Modeling the effects of lipid peroxidation during ferroptosis on membrane properties

Abstract

Ferroptosis is a form of regulated cell death characterized by the accumulation of lipid hydroperoxides. There has been significant research on the pathways leading to the accumulation of oxidized lipids, but the downstream effects and how lipid peroxides cause cell death during ferroptosis remain a major puzzle. We evaluated key features of ferroptosis in newly developed molecular dynamics models of lipid membranes to investigate the biophysical consequences of lipid peroxidation, and generated hypotheses about how lipid peroxides contribute to cell death during ferroptosis.

Figure 1

Inducers (red), and inhibitors (blue) of ferroptosis. GPX4 protects cells from lipid peroxidation; its inhibition by the depletion of GSH, or more directly through its binding with molecules such as RSL3, triggers accumulation of lipid oxygen reactive species (ROS), and trigger cell death.

Figure 2

The role of lipids in ferroptosis. Polyunsaturated fatty acids (PUFAs), depicted in light blue, are acetylated by acyl-CoA synthetase and inserted into phospholipids with saturated fatty acids (SFAs). Ferroptosis involves oxidation (red circles) of PUFAs, which can be repaired with GPX4 by reducing the ox-PUFAs to lipid alcohols (blue triangles). In the absence of GPX4, ox-PUFAs can result the release of reactive oxygen species (red fragment) and membrane destruction.

Figure 3

Peroxidation and coarse graining. (A) Peroxidation at double bond. This only happens at bis-allylic carbons. (B) Different MARTINI beads for three carbons with a double bond (blue), three saturated carbons (purple), and a peroxide (red). (C) A non-oxidized coarse-grained lipid. (D) An oxidized coarse-grained lipid.

Figure 4

The SFA:PUFA experiment consists of 4 different scans; DSPC:DOPC, DSPC:DLPC, DSPC:SOPC, and DSPC:SLPC. Each one of these shows increasing area per lipid and decreasing thickness as it transitions towards a ferroptosis-relevant lipid.
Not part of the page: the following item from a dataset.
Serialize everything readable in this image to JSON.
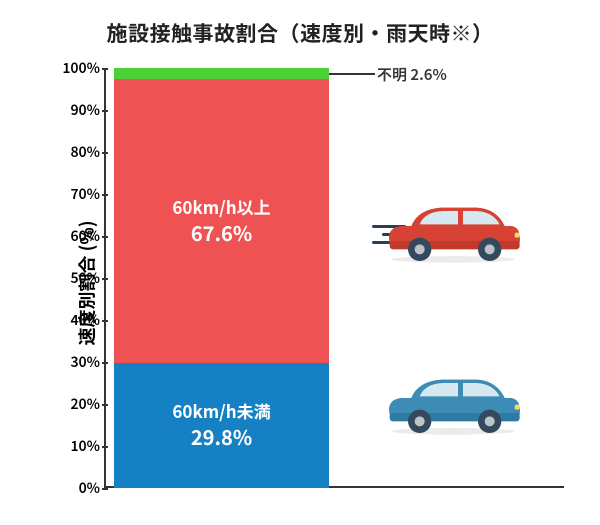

Lipid diffusion also increases slightly, with a more pronounced effect with DLPC.

Figure 5

The lipid:ox-lipid experiment consists of 4 scans; DLPE:oxDLPE, SLPE:oxSLPE, DHPE:ox1DHPE, and the more highly oxidized DHPE:ox2DHPE. These reveal increased area per lipid, decreased thickness, and increased curvature.

Figure 6

The PC:PE experiment consists of 3 scans; DSPC:DSPE, DOPC:DOPE, DLPC:DLPE. These reveal slight decreases in area per lipid, slight increases in thickness, curvature is reduced, and lipid diffusion remains constant.

Figure 7

A cross-section of four membranes, highlighting the changes caused by ferroptosis. (A) A membrane composed of 100% DSPC. (B) A membrane composed of 100% oxidized DLPC. (C) A membrane composed of 100% oxDLPE. (D) A membrane composed of 100% ox2DHPE. Peroxide beads are shown in red, double-bond beads are shown in purple, saturated carbon beads are shown in cyan, glycerol linkers are pink, and the head groups are blue and yellow.

Figure 8

Experimental results demonstrating altered membrane properties following lipid peroxidation. (A) DOPC and fluorescent lipid C5-Bodipy-HPC. (B) A vesicle with 95% DOPC and 5% Bodipy. Upon illumination in panel (b), photobleaching begins and lipid peroxides form. Within 10 seconds, from panels (b) to (e), the membrane visibly fluctuates more and more and highly curved area appear. (a and f) The same GUV observed before and after illumination by phase contrast microscopy. Scale bar, 10 μm. (C) Relative area change versus time as measured with micropipette aspiration (N = 10). t = 0 corresponds to the start of the fluorescent illumination.